A partir dos dados apresentados, é possível perceber que a principal dificuldade dos LGBT no mercado de trabalho é a homofobia. Mesmo com a existência da Lei 7.716/1989, não existe nenhum órgão de monitoramento para garantir que essa lei seja cumprida, e dificilmente alguém que pratica atos de homofobia ou assédio é punido corretamente, seja pela justiça falha do Brasil, ou pela falta de coragem da vítima de denunciar o ocorrido.
Se tratando de transexuais, o assunto fica ainda mais delicado. Segundo dados da Associação Nacional de Travestis e Transexuais (Antra) levantados em 2020, apenas 4% das pessoas transexuais possuem emprego formal, 6% possuem emprego informal e cerca de 90% trabalham com prostituição.
“A prostituição é uma realidade na vida de mulheres trans, infelizmente, já que muitas de nós são expulsas de casa ainda adolescente, como aconteceu comigo. Sem estudo e oportunidade, essa foi a única chance que me restou. E não é coisa da nossa cabeça, é real”, diz influenciadora e atriz Ariadna Arantes. Ainda adolescente Ariadna teve seu primeiro trabalho como office “boy", já nessa época ela possuía um jeito afeminado e se sentia na obrigação de “disfarçar”, além de “engrossar a voz” por medo de ser excluída e perder o emprego.
A atual assessora de financiamento da Prefeitura de Francisco Morato, Larissa Raniel, também conta um pouco de sua dificuldade, de não ter sido aceita em trabalhos formais por estar fora dos padrões - “Quando uma mulher trans e travesti se descobre, a prostituição é a profissão que nos acolhe. Nossa primeira porta é a esquina”. “A nossa escola é a esquina pela falta de oportunidade. Hoje, muitas de nós pensam mais em estudar e correm atrás de capacitação, mas do que adianta ser capacitada e não ter uma chance de exercer? Esse é um medo nosso”.

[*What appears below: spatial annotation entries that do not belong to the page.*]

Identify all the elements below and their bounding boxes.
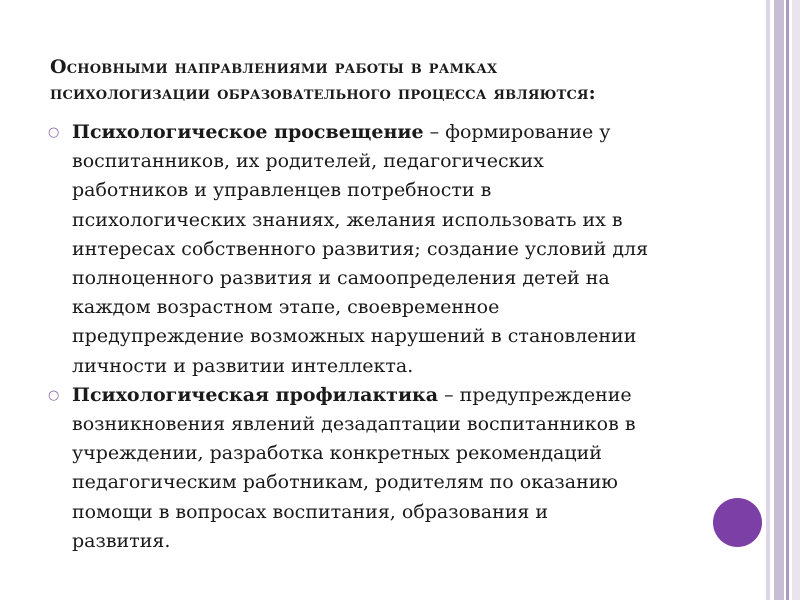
decor-circle <box>713 498 762 547</box>
text-line: каждом возрастном этапе, своевременное <box>72 296 500 319</box>
text-line: интересах собственного развития; создание условий для <box>72 237 649 260</box>
circle-bullet-icon: ○ <box>48 387 60 403</box>
decor-stripe <box>792 0 800 600</box>
text-line: предупреждение возможных нарушений в становлении <box>72 325 637 348</box>
decor-stripe <box>766 0 770 600</box>
circle-bullet-icon: ○ <box>48 125 60 140</box>
text-line: психологических знаниях, желания использовать их в <box>72 208 623 231</box>
text-line: полноценного развития и самоопределения детей на <box>72 267 610 290</box>
text-line: возникновения явлений дезадаптации воспитанников в <box>72 413 636 436</box>
list-item <box>48 118 738 381</box>
slide-title <box>50 54 750 106</box>
text-line: учреждении, разработка конкретных рекомендаций <box>72 442 602 465</box>
text-line: развития. <box>72 529 171 552</box>
term: Психологическая профилактика <box>72 383 439 406</box>
text-line: личности и развитии интеллекта. <box>72 354 414 377</box>
text-line: воспитанников, их родителей, педагогических <box>72 150 544 173</box>
term-description: – формирование у <box>423 121 611 143</box>
decor-stripe <box>786 0 789 600</box>
text-line: помощи в вопросах воспитания, образования и <box>72 500 549 523</box>
bullet-list <box>48 118 738 556</box>
title-line: Основными направлениями работы в рамках <box>50 56 498 78</box>
term: Психологическое просвещение <box>72 121 424 143</box>
text-line <box>72 381 738 410</box>
text-line: работников и управленцев потребности в <box>72 179 492 202</box>
text-line: педагогическим работникам, родителям по оказанию <box>72 471 618 494</box>
term-description: – предупреждение <box>438 383 632 406</box>
list-item <box>48 381 738 556</box>
text-line <box>72 118 738 147</box>
decor-stripe <box>774 0 784 600</box>
title-line: психологизации образовательного процесса являются: <box>50 82 596 104</box>
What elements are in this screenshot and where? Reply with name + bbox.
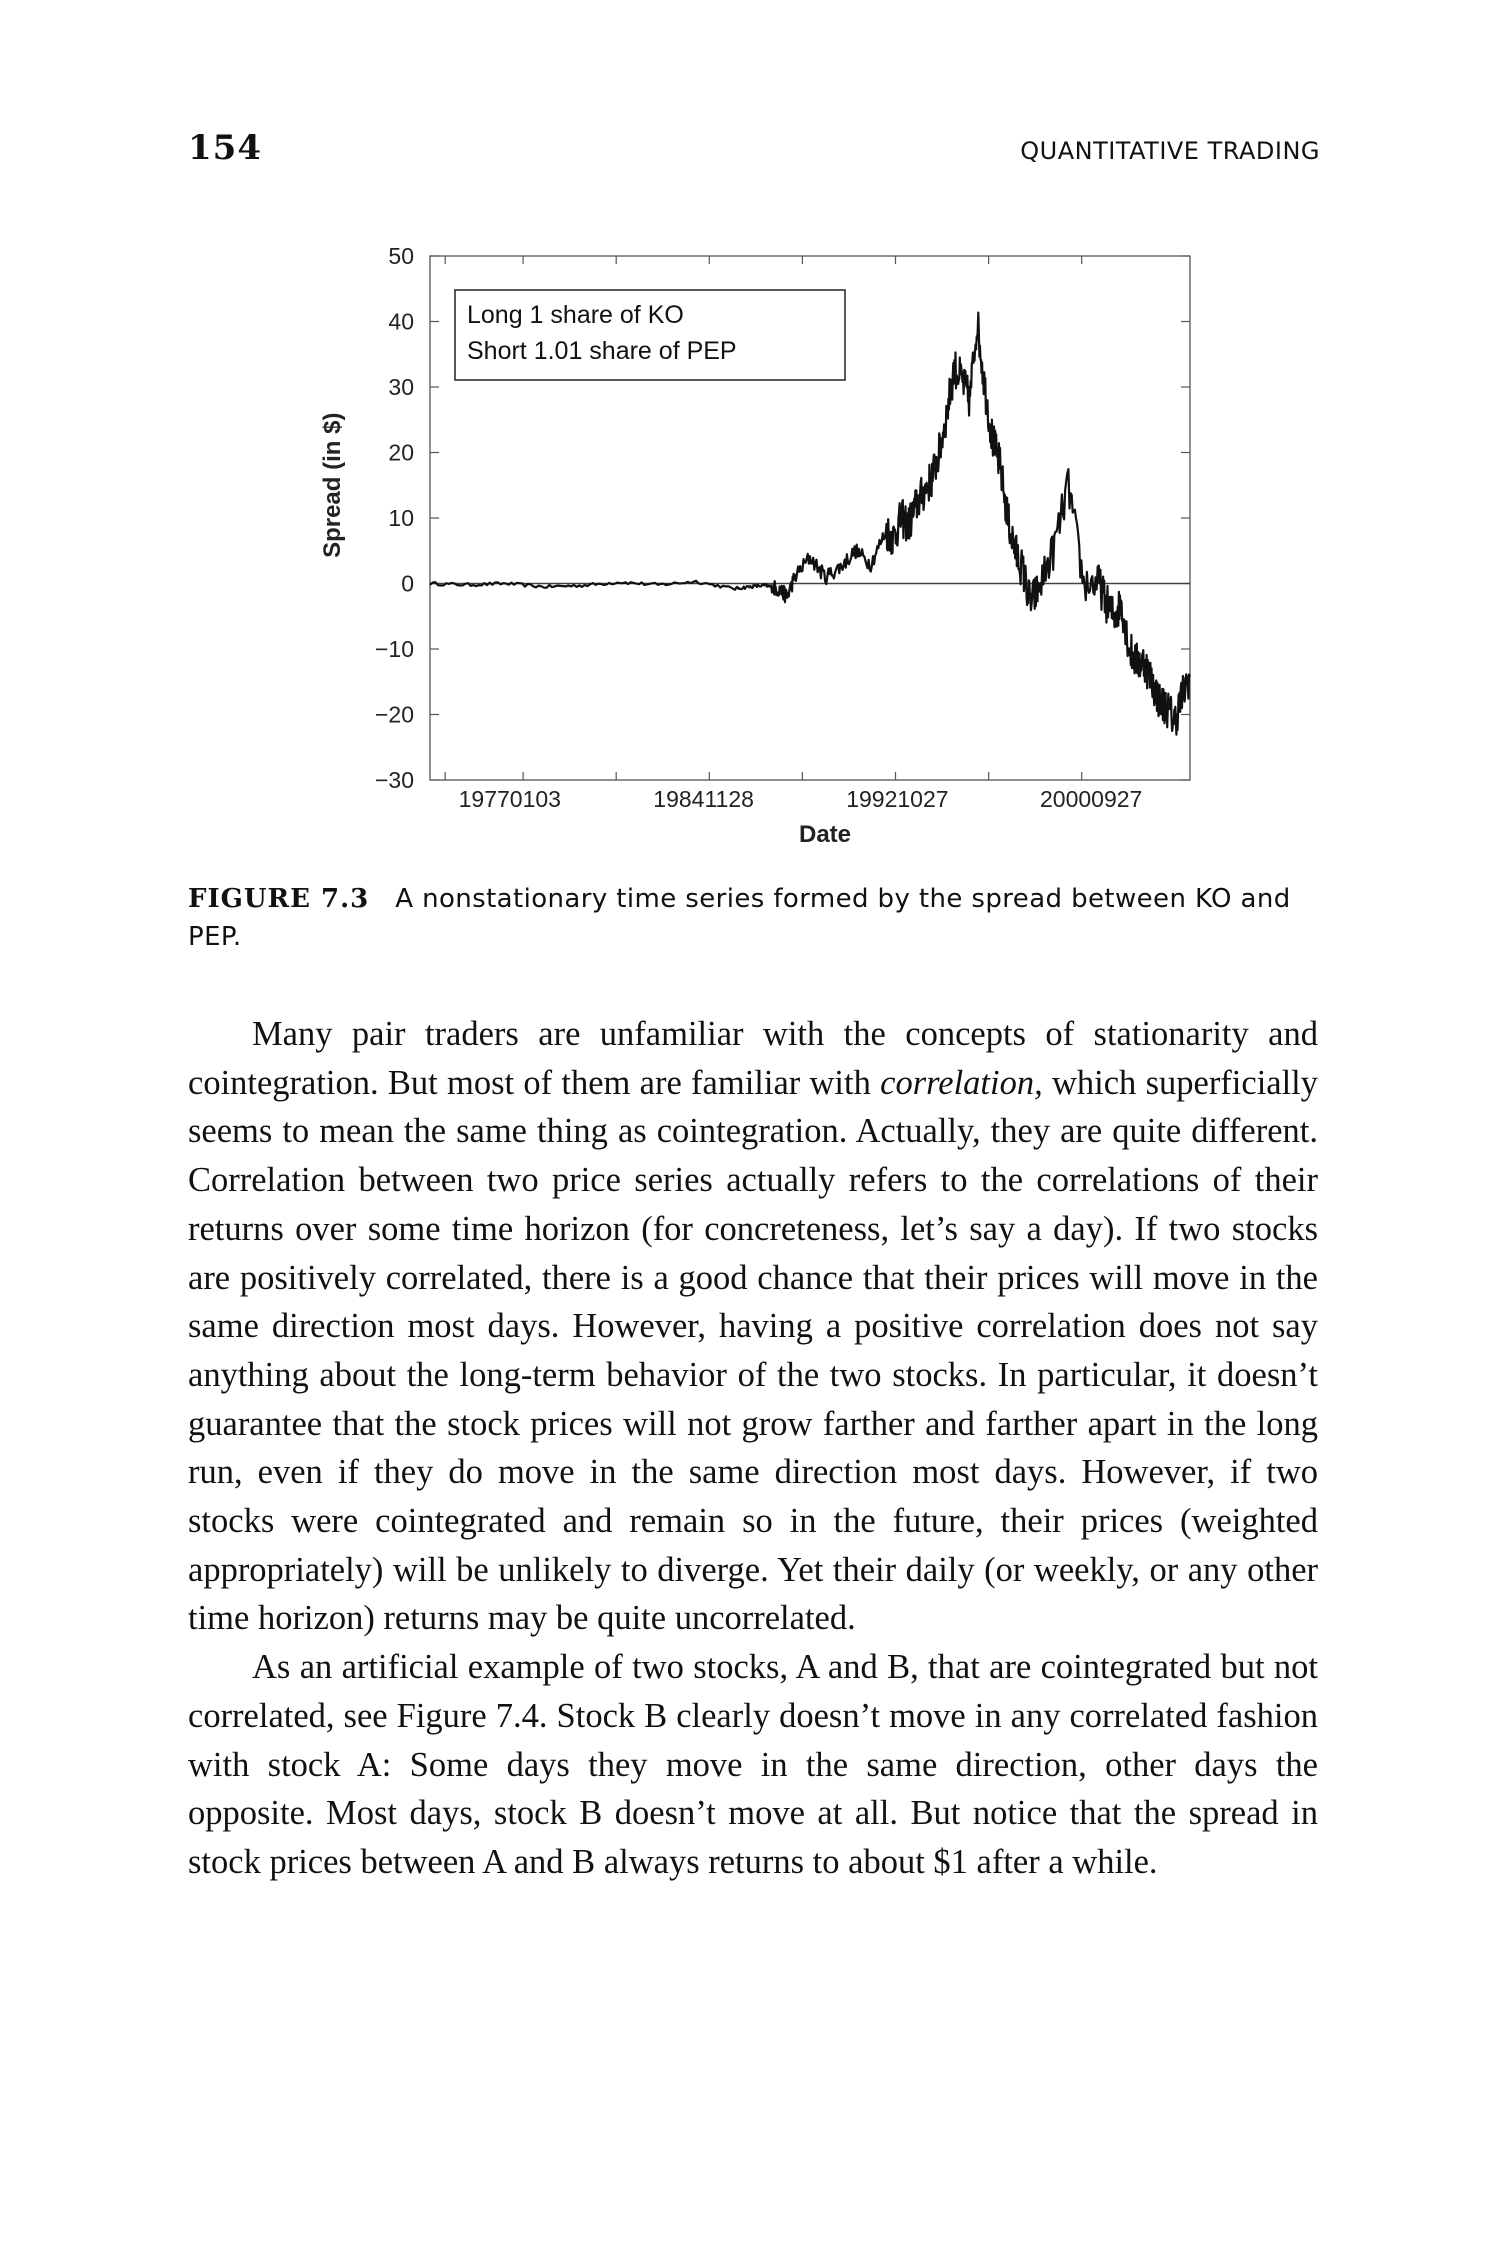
- y-tick-label: −30: [374, 767, 414, 793]
- paragraph-2: As an artificial example of two stocks, A and B, that are cointegrated but not correlated, see Figure 7.4. Stock B clearly doesn’t move in any correlated fashion with stock A: Some days they move in the same direction, other days the opposite. Most days, stock B doesn’t move at all. But notice that the spread in stock prices between A and B always returns to about $1 after a while.: [188, 1648, 1318, 1881]
- y-tick-label: −20: [374, 701, 414, 728]
- paragraph-1-part-1: Many pair traders are unfamiliar with the concepts of stationarity and cointegration. But most of them are familiar with: [188, 1015, 1318, 1102]
- x-tick-label: 19921027: [846, 786, 949, 812]
- y-tick-label: 20: [388, 439, 414, 466]
- y-axis-label: Spread (in $): [319, 412, 346, 558]
- legend-entry: Long 1 share of KO: [467, 301, 684, 329]
- figure-label: FIGURE 7.3: [188, 884, 370, 914]
- x-axis-label: Date: [798, 821, 852, 848]
- paragraph-1-part-2: which superficially seems to mean the same thing as cointegration. Actually, they are quite different. Correlation between two price series actually refers to the correlations of their returns over some time horizon (for concreteness, let’s say a day). If two stocks are positively correlated, there is a good chance that their prices will move in the same direction most days. However, having a positive correlation does not say anything about the long-term behavior of the two stocks. In particular, it doesn’t guarantee that the stock prices will not grow farther and farther apart in the long run, even if they do move in the same direction most days. However, if two stocks were cointegrated and remain so in the future, their prices (weighted appropriately) will be unlikely to diverge. Yet their daily (or weekly, or any other time horizon) returns may be quite uncorrelated.: [188, 1063, 1319, 1638]
- y-tick-label: 40: [388, 308, 414, 335]
- paragraph-1-emphasis: correlation,: [880, 1063, 1043, 1102]
- body-text: [188, 1010, 1318, 1887]
- x-tick-label: 20000927: [1040, 786, 1143, 812]
- y-tick-label: −10: [374, 636, 414, 662]
- y-tick-label: 30: [388, 374, 414, 400]
- x-tick-label: 19841128: [653, 786, 754, 812]
- paragraph-1: [188, 1010, 1318, 1643]
- legend-entry: Short 1.01 share of PEP: [467, 337, 737, 365]
- y-tick-label: 10: [388, 505, 414, 531]
- x-tick-label: 19770103: [458, 786, 561, 812]
- running-head: QUANTITATIVE TRADING: [1020, 137, 1320, 165]
- figure-caption-text: A nonstationary time series formed by the spread between KO and PEP.: [188, 884, 1291, 952]
- page-number: 154: [188, 128, 262, 168]
- y-tick-label: 50: [388, 243, 414, 269]
- spread-chart: [300, 235, 1200, 855]
- y-tick-label: 0: [401, 570, 414, 597]
- figure-caption: [188, 880, 1318, 956]
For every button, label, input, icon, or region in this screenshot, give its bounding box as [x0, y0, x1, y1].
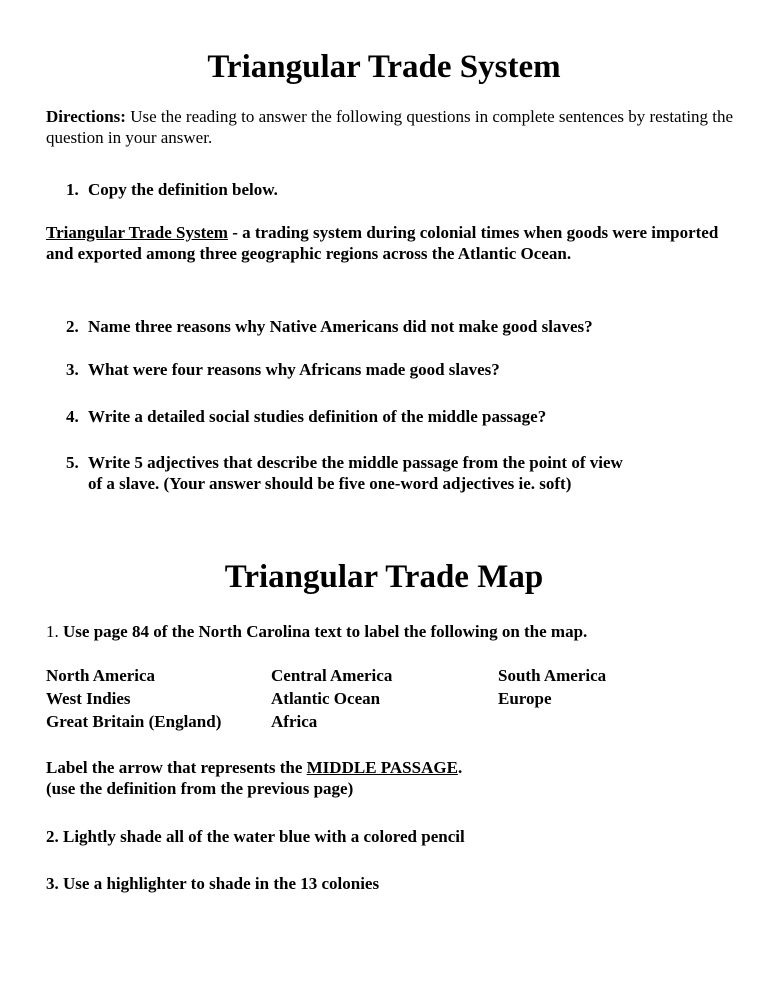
- label-column-3: [498, 664, 606, 710]
- question-number: 4.: [66, 407, 79, 426]
- label-item: South America: [498, 666, 607, 685]
- label-item: Central America: [271, 666, 393, 685]
- instruction-text: Use page 84 of the North Carolina text to label the following on the map.: [58, 622, 588, 641]
- question-2: [66, 316, 736, 337]
- page-title: Triangular Trade System: [207, 49, 561, 85]
- label-item: North America: [46, 666, 156, 685]
- question-text: Copy the definition below.: [88, 180, 278, 199]
- label-column-1: [46, 664, 221, 733]
- instruction-number: 1.: [46, 622, 59, 641]
- question-5: [66, 452, 736, 494]
- middle-passage-text: Label the arrow that represents the: [46, 758, 307, 777]
- question-number: 5.: [66, 453, 79, 472]
- directions: [46, 106, 736, 148]
- question-1: [66, 179, 736, 200]
- definition-text: - a trading system during colonial times when goods were imported and exported among three geographic regions across the Atlantic Ocean.: [46, 223, 719, 263]
- label-item: Great Britain (England): [46, 712, 222, 731]
- label-item: Africa: [271, 712, 318, 731]
- question-number: 3.: [66, 360, 79, 379]
- question-3: [66, 359, 736, 380]
- question-4: [66, 406, 736, 427]
- question-text: Write a detailed social studies definition of the middle passage?: [88, 407, 547, 426]
- label-item: Atlantic Ocean: [271, 689, 381, 708]
- question-text: What were four reasons why Africans made good slaves?: [88, 360, 500, 379]
- middle-passage-term: MIDDLE PASSAGE: [306, 758, 458, 777]
- middle-passage-period: .: [457, 758, 463, 777]
- label-item: Europe: [498, 689, 552, 708]
- middle-passage-note: (use the definition from the previous page): [46, 779, 354, 798]
- definition-term: Triangular Trade System: [46, 223, 228, 242]
- label-item: West Indies: [46, 689, 131, 708]
- instruction-step-2: 2. Lightly shade all of the water blue with a colored pencil: [46, 827, 465, 846]
- instruction-step-3: 3. Use a highlighter to shade in the 13 colonies: [46, 874, 380, 893]
- directions-text: Use the reading to answer the following questions in complete sentences by restating the question in your answer.: [46, 107, 734, 147]
- question-text-line-1: Write 5 adjectives that describe the middle passage from the point of view: [88, 453, 623, 472]
- label-column-2: [271, 664, 392, 733]
- directions-label: Directions:: [46, 107, 126, 126]
- section-title: Triangular Trade Map: [224, 559, 544, 595]
- middle-passage-instruction: [46, 757, 736, 799]
- question-text: Name three reasons why Native Americans did not make good slaves?: [88, 317, 593, 336]
- map-instruction: [46, 621, 736, 642]
- definition: [46, 222, 736, 264]
- question-text-line-2: of a slave. (Your answer should be five one-word adjectives ie. soft): [88, 474, 572, 493]
- question-number: 1.: [66, 180, 79, 199]
- question-number: 2.: [66, 317, 79, 336]
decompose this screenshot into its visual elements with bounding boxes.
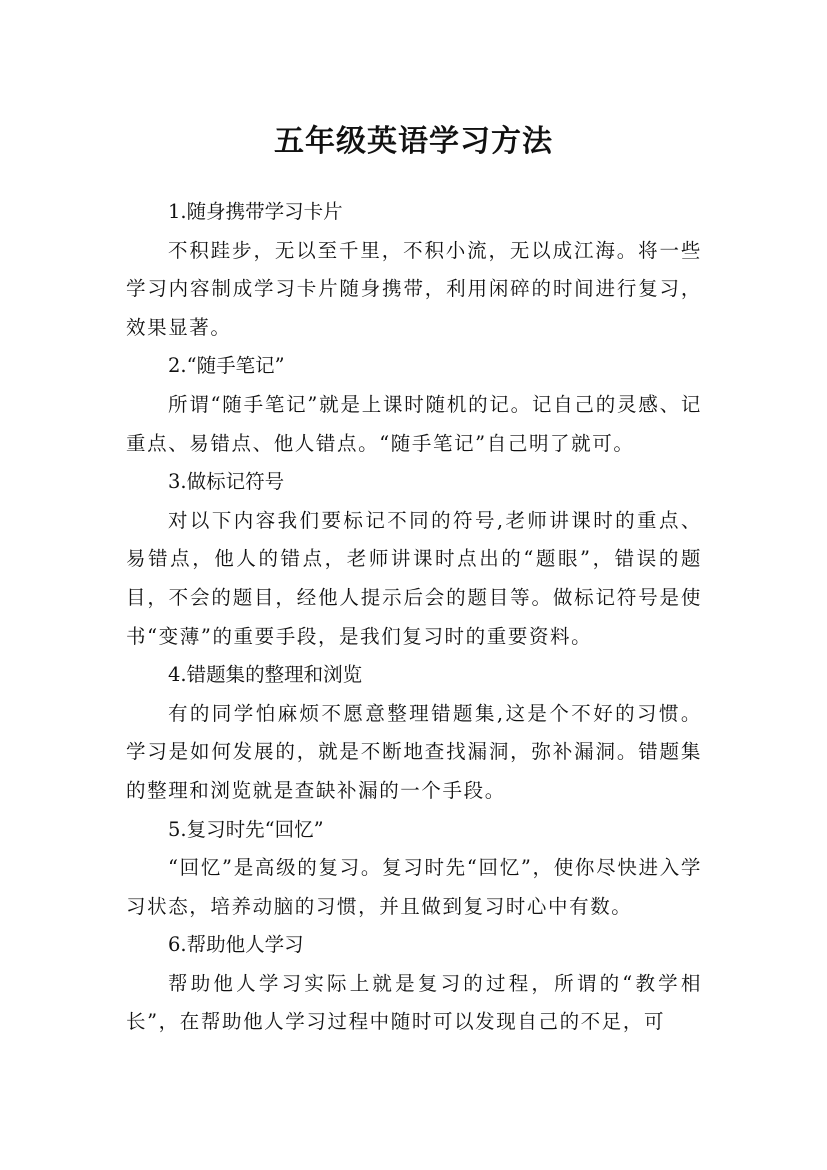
section-paragraph-3: 对以下内容我们要标记不同的符号,老师讲课时的重点、易错点，他人的错点，老师讲课时点出的“题眼”，错误的题目，不会的题目，经他人提示后会的题目等。做标记符号是使书“变薄”的重要手段，是我们复习时的重要资料。 <box>126 508 702 648</box>
section-heading-3: 3.做标记符号 <box>168 470 285 494</box>
section-paragraph-4: 有的同学怕麻烦不愿意整理错题集,这是个不好的习惯。学习是如何发展的，就是不断地查找漏洞，弥补漏洞。错题集的整理和浏览就是查缺补漏的一个手段。 <box>126 701 702 802</box>
section-paragraph-6: 帮助他人学习实际上就是复习的过程，所谓的“教学相长”，在帮助他人学习过程中随时可以发现自己的不足，可 <box>126 971 702 1034</box>
section-paragraph-2: 所谓“随手笔记”就是上课时随机的记。记自己的灵感、记重点、易错点、他人错点。“随手笔记”自己明了就可。 <box>126 392 702 455</box>
page-title: 五年级英语学习方法 <box>274 124 553 160</box>
section-heading-6: 6.帮助他人学习 <box>168 933 304 957</box>
section-paragraph-5: “回忆”是高级的复习。复习时先“回忆”，使你尽快进入学习状态，培养动脑的习惯，并且做到复习时心中有数。 <box>126 856 702 918</box>
section-heading-4: 4.错题集的整理和浏览 <box>168 663 363 687</box>
document-body <box>126 193 702 1042</box>
section-paragraph-1: 不积跬步，无以至千里，不积小流，无以成江海。将一些学习内容制成学习卡片随身携带，利用闲碎的时间进行复习，效果显著。 <box>126 238 702 339</box>
section-heading-1: 1.随身携带学习卡片 <box>168 200 343 223</box>
section-heading-5: 5.复习时先“回忆” <box>168 817 324 841</box>
section-heading-2: 2.“随手笔记” <box>168 354 285 378</box>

Os relatos acima são de duas mulheres que tiveram que se esforçar o máximo possível para conseguir viver com dignidade depois de sofrer muito na mão do mundo. São um símbolo de resistência, mas a luta ainda está longe de acabar. Depois da primeira manifestação em 1969, houve muitas mudanças, muitas vitórias, entretanto, é de conhecimento geral que essa luta não ainda não chegou nem na metade de seu caminho.
Entre 2019 até os dias de hoje, a inclusão LGBT é uma pauta deveras importante em grandes e pequenas empresas, principalmente pelo fato de que se estima que companhias com times executivos com diversidade de gênero sejam até 33% mais lucrativas. Porém, ainda assim, garantir oportunidades igualitárias de desenvolvimento e crescimento de carreira é um dos maiores desafios para a comunidade.
Mesmo que em passos curtos, a comunidade LGBT vem ganhando cada vez mais espaços “seguros”. Como a Disney, que está apostando muito no público LGBT recentemente, e, mesmo que só visando lucro, ainda é um espaço a mais conquistado pela comunidade. E isso, mesmo que pouco, reflete a consciência e empatia das empresas com um dos temas mais relevantes do mundo atualmente. O incentivo ao público LGBT no mercado de trabalho também é um impulso à diversidade, que promove novas visões e referências dentro das empresas, criando, assim, um ambiente muito mais favorável à inovação.